— Здесь ничего нет, тетушка, — быстро повторил он, повысив голос. — Давайте пройдем наверх и осмотрим весь дом. А затем уж выберем, в какой комнате лучше остаться.
Она послушно последовала за ним, держась поближе. Они заперли за собой кухонную дверь и с облегчением снова поднялись наверх. Теперь вестибюль не выглядел таким темным, как прежде, поскольку лунный свет спустился по ступеням чуть ниже.
Они устремились в темные пространства верхней части дома, стараясь не шуметь, но половицы то и дело предательски поскрипывали у них под ногами.
На втором этаже они обнаружили две спаренные гостиные, но осмотр не принес никаких результатов: ни малейших доказательств того, что кто-то бывал тут в последнее время. Даже мебели не осталось — только сумрак и неприбранная пыль повсюду. Шортхаус распахнул створки больших дверей, разделяющих две комнаты, затем вместе с тетей вернулся на лестничную площадку, чтобы продолжить свое восхождение.
Однако, успев преодолеть больше дюжины ступенек, оба одновременно замерли, прислушиваясь, и обменялись тревожными взглядами над неверным пламенем свечи. Из комнаты, которую они покинули едва ли десять секунд назад, донесся тихий скрип затворяемой двери. Не могло быть сомнений: они услышали, как со стуком захлопнулись створки и раздался резкий щелчок дверной щеколды.
— Надо вернуться и посмотреть, в чем дело, — проронил Шортхаус негромко и развернулся, намереваясь вновь спуститься вниз.
Усилием воли тетя Джулия заставила себя последовать за ним, с мертвенно-бледным лицом, путаясь в подоле платья.
Когда они вступили в первую гостиную, то сразу увидели, что двустворчатые двери кто-то закрыл — и всего полминуты прошло с тех пор. Шортхаус немедленно распахнул их. Он почти ожидал увидеть кого-нибудь во второй комнате, но там его встретили только темнота и прохлада.
Шортхаус и тетушка Джулия исследовали обе комнаты, не обнаружив ничего необычайного. Они гадали, как двери могли захлопнуться сами по себе. Ведь в комнате не ощущалось ни малейшего сквозняка: даже огонек свечи здесь не дрожал.
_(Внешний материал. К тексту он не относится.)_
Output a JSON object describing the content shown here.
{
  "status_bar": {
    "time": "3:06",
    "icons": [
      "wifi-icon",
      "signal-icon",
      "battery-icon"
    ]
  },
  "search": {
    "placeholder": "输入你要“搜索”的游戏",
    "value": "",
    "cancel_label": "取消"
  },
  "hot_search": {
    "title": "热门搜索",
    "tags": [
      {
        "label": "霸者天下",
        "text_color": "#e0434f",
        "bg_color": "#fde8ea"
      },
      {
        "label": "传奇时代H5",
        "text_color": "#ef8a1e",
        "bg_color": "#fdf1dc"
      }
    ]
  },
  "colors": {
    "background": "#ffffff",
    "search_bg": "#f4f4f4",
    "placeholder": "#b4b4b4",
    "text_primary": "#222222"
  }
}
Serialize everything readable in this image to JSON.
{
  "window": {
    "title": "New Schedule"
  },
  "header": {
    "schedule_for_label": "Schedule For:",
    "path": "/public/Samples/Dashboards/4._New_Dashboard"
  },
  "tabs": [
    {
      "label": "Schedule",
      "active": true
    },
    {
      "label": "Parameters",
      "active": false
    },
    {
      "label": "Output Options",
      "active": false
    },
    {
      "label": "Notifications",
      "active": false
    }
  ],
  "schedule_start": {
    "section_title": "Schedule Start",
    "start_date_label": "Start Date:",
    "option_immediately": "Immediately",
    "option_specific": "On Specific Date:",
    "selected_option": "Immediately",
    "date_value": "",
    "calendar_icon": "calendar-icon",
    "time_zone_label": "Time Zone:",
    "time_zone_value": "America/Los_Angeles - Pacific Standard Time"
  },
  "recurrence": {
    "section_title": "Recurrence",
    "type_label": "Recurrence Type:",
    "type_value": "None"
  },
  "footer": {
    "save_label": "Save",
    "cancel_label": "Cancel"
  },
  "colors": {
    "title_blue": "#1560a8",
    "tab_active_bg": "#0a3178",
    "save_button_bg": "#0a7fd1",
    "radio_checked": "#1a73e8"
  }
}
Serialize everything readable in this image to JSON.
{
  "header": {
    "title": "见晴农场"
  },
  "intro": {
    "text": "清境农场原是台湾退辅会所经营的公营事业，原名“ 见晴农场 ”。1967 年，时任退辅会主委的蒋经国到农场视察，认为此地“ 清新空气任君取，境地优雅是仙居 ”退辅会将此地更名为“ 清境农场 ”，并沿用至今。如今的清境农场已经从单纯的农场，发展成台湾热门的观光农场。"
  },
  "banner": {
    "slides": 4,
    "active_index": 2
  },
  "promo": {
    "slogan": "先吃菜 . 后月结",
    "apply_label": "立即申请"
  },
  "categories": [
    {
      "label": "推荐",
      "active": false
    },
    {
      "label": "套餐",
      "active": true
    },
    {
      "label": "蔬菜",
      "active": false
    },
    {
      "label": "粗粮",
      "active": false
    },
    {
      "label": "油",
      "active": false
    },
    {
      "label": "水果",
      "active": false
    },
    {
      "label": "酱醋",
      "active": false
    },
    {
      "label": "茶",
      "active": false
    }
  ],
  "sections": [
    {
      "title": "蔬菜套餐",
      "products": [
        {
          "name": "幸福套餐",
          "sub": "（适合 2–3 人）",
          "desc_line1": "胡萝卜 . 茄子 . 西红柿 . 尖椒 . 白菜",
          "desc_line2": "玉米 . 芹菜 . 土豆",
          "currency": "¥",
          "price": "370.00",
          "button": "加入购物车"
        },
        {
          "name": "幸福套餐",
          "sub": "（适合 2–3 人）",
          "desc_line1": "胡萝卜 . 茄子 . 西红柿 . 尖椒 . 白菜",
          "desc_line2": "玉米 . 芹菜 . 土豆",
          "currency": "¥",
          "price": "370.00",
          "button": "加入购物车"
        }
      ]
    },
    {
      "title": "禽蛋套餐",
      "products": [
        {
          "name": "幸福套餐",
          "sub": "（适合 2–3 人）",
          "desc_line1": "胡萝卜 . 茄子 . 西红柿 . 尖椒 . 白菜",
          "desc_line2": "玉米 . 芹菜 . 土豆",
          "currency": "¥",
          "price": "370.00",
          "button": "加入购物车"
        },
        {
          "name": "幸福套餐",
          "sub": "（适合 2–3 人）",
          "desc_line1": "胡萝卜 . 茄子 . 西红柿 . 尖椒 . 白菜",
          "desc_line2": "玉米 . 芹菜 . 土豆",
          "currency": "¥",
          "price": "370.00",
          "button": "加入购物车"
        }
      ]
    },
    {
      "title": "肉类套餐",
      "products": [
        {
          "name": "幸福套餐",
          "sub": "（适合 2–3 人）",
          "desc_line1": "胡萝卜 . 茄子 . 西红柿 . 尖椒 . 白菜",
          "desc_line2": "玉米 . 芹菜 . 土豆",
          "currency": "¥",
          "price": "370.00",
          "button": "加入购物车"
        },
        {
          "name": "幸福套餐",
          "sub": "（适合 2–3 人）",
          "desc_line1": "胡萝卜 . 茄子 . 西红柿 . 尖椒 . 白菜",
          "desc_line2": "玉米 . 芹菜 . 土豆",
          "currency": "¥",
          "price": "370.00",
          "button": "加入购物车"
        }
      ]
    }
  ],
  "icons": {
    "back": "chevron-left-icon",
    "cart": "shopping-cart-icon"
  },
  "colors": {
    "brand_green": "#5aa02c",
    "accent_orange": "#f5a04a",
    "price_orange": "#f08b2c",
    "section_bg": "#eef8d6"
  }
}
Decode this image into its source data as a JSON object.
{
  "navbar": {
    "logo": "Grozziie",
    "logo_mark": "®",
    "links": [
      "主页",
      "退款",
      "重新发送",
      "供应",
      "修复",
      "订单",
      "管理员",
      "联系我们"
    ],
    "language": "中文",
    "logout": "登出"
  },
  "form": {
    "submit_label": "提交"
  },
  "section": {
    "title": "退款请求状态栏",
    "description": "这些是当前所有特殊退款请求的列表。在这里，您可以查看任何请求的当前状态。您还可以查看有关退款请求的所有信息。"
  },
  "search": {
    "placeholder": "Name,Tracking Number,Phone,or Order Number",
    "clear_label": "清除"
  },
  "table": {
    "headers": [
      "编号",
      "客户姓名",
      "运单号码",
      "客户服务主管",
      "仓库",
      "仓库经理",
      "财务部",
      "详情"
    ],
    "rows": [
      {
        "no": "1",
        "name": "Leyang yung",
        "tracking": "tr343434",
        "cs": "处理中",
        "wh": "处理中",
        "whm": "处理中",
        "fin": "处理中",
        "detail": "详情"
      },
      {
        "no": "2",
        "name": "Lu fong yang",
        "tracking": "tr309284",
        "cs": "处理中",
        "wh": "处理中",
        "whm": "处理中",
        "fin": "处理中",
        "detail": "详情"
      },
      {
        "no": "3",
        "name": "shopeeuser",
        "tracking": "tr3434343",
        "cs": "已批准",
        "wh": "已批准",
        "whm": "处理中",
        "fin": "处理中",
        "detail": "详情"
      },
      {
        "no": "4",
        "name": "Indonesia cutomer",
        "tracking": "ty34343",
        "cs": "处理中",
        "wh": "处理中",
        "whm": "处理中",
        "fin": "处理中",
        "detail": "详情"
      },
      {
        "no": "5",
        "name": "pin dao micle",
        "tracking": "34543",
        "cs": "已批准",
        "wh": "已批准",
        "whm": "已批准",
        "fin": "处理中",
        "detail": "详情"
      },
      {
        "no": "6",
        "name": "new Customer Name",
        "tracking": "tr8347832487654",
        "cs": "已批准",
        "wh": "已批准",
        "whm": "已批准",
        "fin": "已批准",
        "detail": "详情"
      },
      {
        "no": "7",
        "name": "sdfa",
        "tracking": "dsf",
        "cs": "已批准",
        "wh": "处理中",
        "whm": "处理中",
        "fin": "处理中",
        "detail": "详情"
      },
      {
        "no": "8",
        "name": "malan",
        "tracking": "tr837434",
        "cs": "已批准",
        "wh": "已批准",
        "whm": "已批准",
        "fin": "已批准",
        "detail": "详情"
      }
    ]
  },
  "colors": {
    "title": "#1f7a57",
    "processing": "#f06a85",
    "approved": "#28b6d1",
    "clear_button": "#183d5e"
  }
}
А тяжелые створки просто так не сдвинулись бы с места. Тишина вокруг стояла кладбищенская. Несомненно, комнаты были абсолютно пусты, а весь дом словно замер.
— Начинается! — прошептала тетя Джулия совсем рядом, и Шортхаус с трудом узнал ее голос.
Он согласно кивнул и достал часы, чтобы заметить время. Они показывали без четверти двенадцать; он решил сделать первую заметку в записной книжке — указать, что именно произошло, — и, поставив подсвечник на пол, чтобы руки были свободны. Несколько секунд он пытался безопасно прислонить его к стене, чтобы свеча не упала.
Тетя Джулия говорила потом, что смотрела совсем в другую сторону: ей почудилось какое-то движение в соседней комнате, — но при этом они с племянником сходились во мнении, что в этот момент неожиданно послышался топот, словно кто-то промчался мимо, — и тут же свеча погасла!
Но Шортхаусу довелось увидеть поболее того, и он не уставал благодарить свою счастливую звезду, что тетушка ничего не заметила. Когда он разогнул спину, пристроив поудобнее еще не погасшую свечу, перед ним — совсем близко, на уровне глаз — вдруг появилось лицо мужчины, обуреваемого страстями и одержимого неукротимой яростью, — загорелое, с грубыми чертами и полными гнева, дикими глазами. Это было лицо обычного человека с выражением самой обычной злобы. Но Шортхаусу оно показалось отвратительным в своей порочности.
Шортхаус не ощутил ни малейшего движения воздуха, только услышал приглушенный звук быстрых шагов, точно кто-то бежал босиком или в одних чулках; затем появилось это лицо — и почти одновременно погасла свеча.
Шортхаус невольно вскрикнул и едва не потерял равновесие, потому что тетя буквально повисла на нем, не помня себя от ужаса. Она не издала ни звука, просто прижалась к нему всем телом. Но, к счастью, она ничего не видела — только услышала чьи-то стремительные шаги, поэтому самообладание вернулось к ней почти сразу, и Шортхаус смог высвободиться и зажечь спичку.